Advisors’ approaches to portfolio construction are evolving, according to a new report by Practical Perspectives.
In the report, Practical Perspectives, an independent consulting, intelligence and research firm working with wealth management providers and distributors, explores important trends in how financial advisors build portfolios and how those trends may be changing in the future.
“We anticipate that accelerated change in how advisors build portfolios is now the norm,” writes Howard Schneider, president of Practical Perspectives and author of the report. “Knowing the next big thing in portfolio construction is anyone’s guess. History has shown there will always be another new ‘big thing’ and that firms willing to adapt to this change and respond with creativity and thoughtfulness will be most likely to earn advisors trust and allegiance and ultimately succeed over time.”
The report – titled “Trends in How Advisors Construct Portfolios – Insights and Opportunities 2017” – is based on more than 625 online surveys completed in December 2016 from a broad cross-section of advisors across key channels including Full Service (wirehouse, regional and national broker-dealers), independent broker-dealers, and registered investment advisors (RIAs).
Here are the five trends that Practical Perspectives identifies in its report.
1. The rise of fee-based approaches is inevitable.
While it is little surprise that RIAs are fully committed to fee-based approaches, advisors in the independent and full-service broker-dealer channels also are heavily oriented to these approaches, according to the report.
More than half of broker-dealer advisors report at least 50% of the assets they manage are in fee-based accounts, typically mutual fund and ETF wrap programs.
“We expect the growth of fee-based business will continue, potentially accelerated by the implementation of DOL rules or changes at broker-dealers in response to a greater alignment with fiduciary responsibilities,” the report states.
Overall, a large majority of advisors make significant use of fee-based platforms in constructing portfolios. Roughly 8 in 10 advisors (80%) make significant use of fee-based platforms in managing client assets and fewer than 1 in 10 advisors make minor use or do not use advisory solutions.
In contrast, less than 1 in 5 advisors (18%) make significant use of traditional commission or brokerage platforms and more than 6 in 10 advisors (62%) make minor use or do not typically use these capabilities in managing client assets.
2. The impending DOL fiduciary rule could affect key aspects of portfolio construction.
If the impending Department of Labor rules are implemented, which will happen on April 10 if the new administration and Congress don’t stop it, most advisors expect to shift more toward fee-based solutions and to lessen their use of brokerage platforms and higher-cost alternative investments, according to Practical Perspectives.

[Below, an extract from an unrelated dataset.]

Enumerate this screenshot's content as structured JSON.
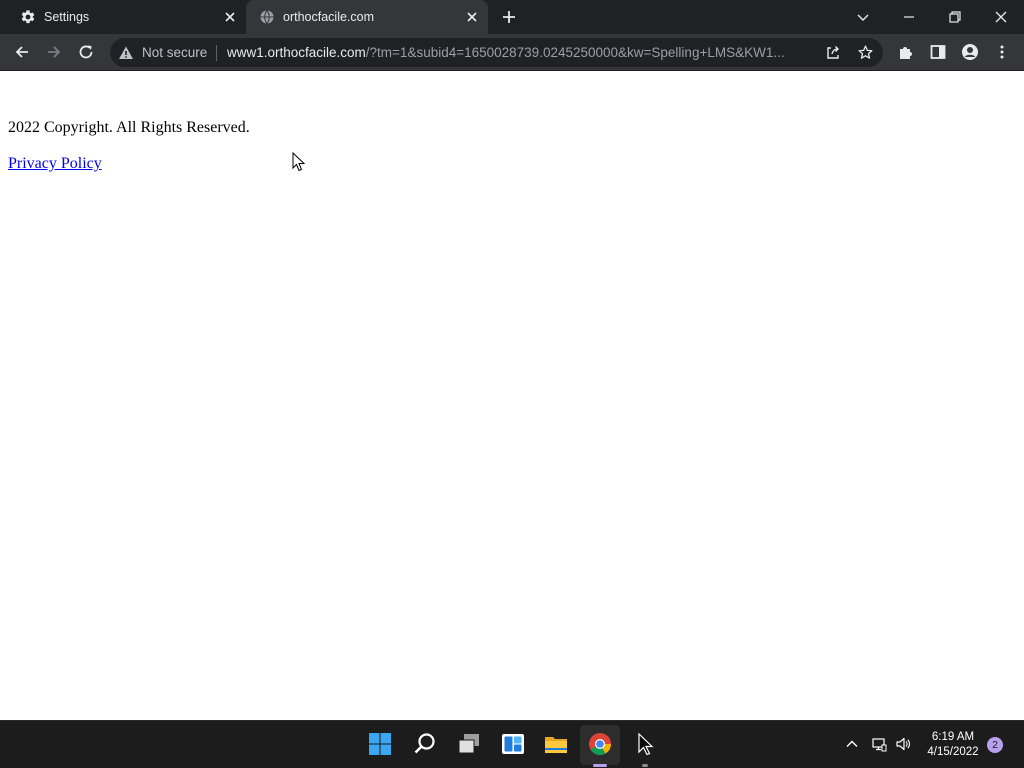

The report finds that nearly 2 in 3 advisors, or 64%, expect the DOL’s fiduciary rule will cause a significant or moderate increase in use of fee-based accounts, including 1 in 3 advisors, or 36%, that expect the increase will be significant.
In turn, a similar percentage of advisors (65%) expect a significant to modest decrease in use of brokerage platforms as a result of the DOL fiduciary rule. Among full-service and indie advisors, that percentage is even higher with nearly 75% of both expecting to decrease their use of brokerage platforms, the report finds.
Advisors also anticipate a move toward passively managed solutions if the DOL fiduciary rule is implemented.
According to the report, 42% of the advisors surveyed expect to increase use of passively managed solutions in response to the rule and 34% expect to decrease use of alternative investments as an outcome of building portfolios under the rule.
3. Advisors are increasingly embracing passive investing.
Practical Perspectives anticipates a continued gradual shift toward passive management driven by desire for lower cost solutions and tax efficiency.